One major question that is addressed in Job is why do the faithful suffer, and in the context, why was Job suffering. The answer to this is given in the course of the whole book and narrative. The overall perspective is really an introduction to the sacrifice of Christ, as a representative not a substitute.
The first chapter of Job tells us why Job was suffering. What follows until chapters 38-41 are:
1. The condemnation of Job as suffering because he had committed egregious sins. (Judgmental people who think they know it all and use God as their backup in sitting as judge.)
2. Job's defense of himself to his friends.
3. Job's lament that he could not defend himself to God and get an answer from him.
4. Job's desperation at not being able to understand why he was suffering.
In chapters 38-41 God speaks to Job telling of his greatness and sovereignty over all creation, and the arrogance and smallness of Job.
After hearing this, in verse 42:1-6 Job breaks. God became more to him than simple knowledge. He had been blind, but now he saw.
As an aside: That very same thing happened to me early in my Christian walk, reading God's voice in 38-41 and coming to 42. I had been in those blessed days God often gives to the new convert, of having all their prayers answered on the spot as a way of assuring them that yes, he is real, yes he hears and sees and knows. But I had been praying for something (rain to save my vegetable garden, a simple but very necessary thing, and that is how simple and childlike my faith was at the time) for weeks. I had been talking back to God in frustration and anger. Every night there was thunder and streaks of rain all around me, but no rain fell on my land. Even that night there was the distant rumble of thunder. I was in awe as I read those chapters starting in 38, stunned, and broke as Job had when I read his words of 42. I wept (and I am not one who cries easily) and asked forgiveness for my anger at him. And it began to rain. That was a wake up call.

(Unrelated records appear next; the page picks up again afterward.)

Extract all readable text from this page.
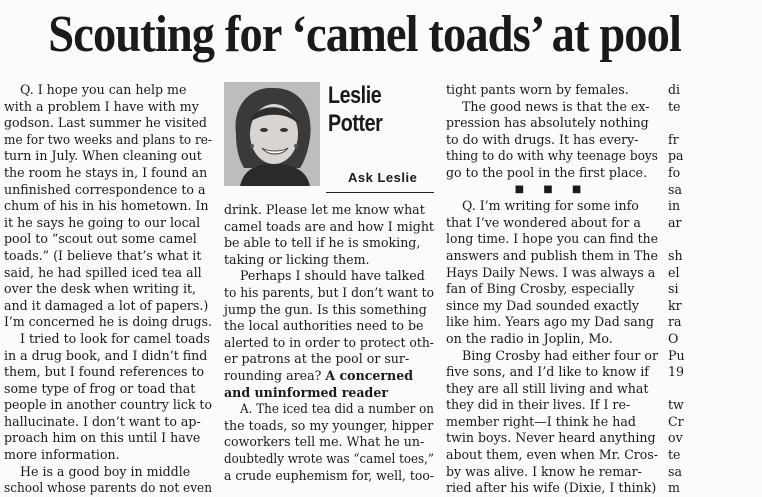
Scouting for ‘camel toads’ at pool
Leslie
Potter
Ask Leslie
Q. I hope you can help me
with a problem I have with my
godson. Last summer he visited
me for two weeks and plans to re-
turn in July. When cleaning out
the room he stays in, I found an
unfinished correspondence to a
chum of his in his hometown. In
it he says he going to our local
pool to “scout out some camel
toads.” (I believe that’s what it
said, he had spilled iced tea all
over the desk when writing it,
and it damaged a lot of papers.)
I’m concerned he is doing drugs.
I tried to look for camel toads
in a drug book, and I didn’t find
them, but I found references to
some type of frog or toad that
people in another country lick to
hallucinate. I don’t want to ap-
proach him on this until I have
more information.
He is a good boy in middle
school whose parents do not even
drink. Please let me know what
camel toads are and how I might
be able to tell if he is smoking,
taking or licking them.
Perhaps I should have talked
to his parents, but I don’t want to
jump the gun. Is this something
the local authorities need to be
alerted to in order to protect oth-
er patrons at the pool or sur-
rounding area? A concerned
and uninformed reader
A. The iced tea did a number on
the toads, so my younger, hipper
coworkers tell me. What he un-
doubtedly wrote was “camel toes,”
a crude euphemism for, well, too-
tight pants worn by females.
The good news is that the ex-
pression has absolutely nothing
to do with drugs. It has every-
thing to do with why teenage boys
go to the pool in the first place.
■ ■ ■
Q. I’m writing for some info
that I’ve wondered about for a
long time. I hope you can find the
answers and publish them in The
Hays Daily News. I was always a
fan of Bing Crosby, especially
since my Dad sounded exactly
like him. Years ago my Dad sang
on the radio in Joplin, Mo.
Bing Crosby had either four or
five sons, and I’d like to know if
they are all still living and what
they did in their lives. If I re-
member right—I think he had
twin boys. Never heard anything
about them, even when Mr. Cros-
by was alive. I know he remar-
ried after his wife (Dixie, I think)
di
te

fr
pa
fo
sa
in
ar

sh
el
si
kr
ra
O
Pu
19

tw
Cr
ov
te
sa
m
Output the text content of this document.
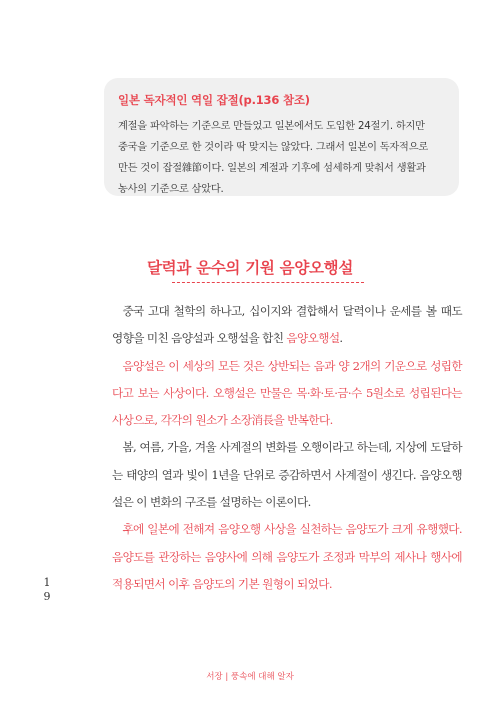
일본 독자적인 역일 잡절(p.136 참조)

계절을 파악하는 기준으로 만들었고 일본에서도 도입한 24절기. 하지만
중국을 기준으로 한 것이라 딱 맞지는 않았다. 그래서 일본이 독자적으로
만든 것이 잡절雜節이다. 일본의 계절과 기후에 섬세하게 맞춰서 생활과
농사의 기준으로 삼았다.

달력과 운수의 기원 음양오행설

중국 고대 철학의 하나고, 십이지와 결합해서 달력이나 운세를 볼 때도 영향을 미친 음양설과 오행설을 합친 음양오행설.

음양설은 이 세상의 모든 것은 상반되는 음과 양 2개의 기운으로 성립한다고 보는 사상이다. 오행설은 만물은 목·화·토·금·수 5원소로 성립된다는 사상으로, 각각의 원소가 소장消長을 반복한다.

봄, 여름, 가을, 겨울 사계절의 변화를 오행이라고 하는데, 지상에 도달하는 태양의 열과 빛이 1년을 단위로 증감하면서 사계절이 생긴다. 음양오행설은 이 변화의 구조를 설명하는 이론이다.

후에 일본에 전해져 음양오행 사상을 실천하는 음양도가 크게 유행했다. 음양도를 관장하는 음양사에 의해 음양도가 조정과 막부의 제사나 행사에 적용되면서 이후 음양도의 기본 원형이 되었다.

1
9
서장 | 풍속에 대해 알자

Time to begin growing up.
In 42:7 God rebukes Job's friends.
After the Lord had spoken these words to Job, the Lord said to Eliphaz the Temanite: "My anger burns against you and against your two friends, for you have not spoken of me what is right, as my servant Job has.
There is no representation or substitution of Christ in the book of Job as a perspective. Someone has read Job and looked for application but not meaning (and probably a presupposed application) and misapplied the application that is in the book----and you have believed them.
No. Sin is the transgression of the Law. I object to the term "sinful nature" being applied to Christ, without understanding that He came in the likeness of sin's flesh.
It is you who have said that Jesus had a sinful nature. Flesh is in and of itself not sinful. That is a Gnostic belief. God created flesh. Sinful flesh does not mean flesh is sinful and sin does not have flesh. It means we have flesh and we sin.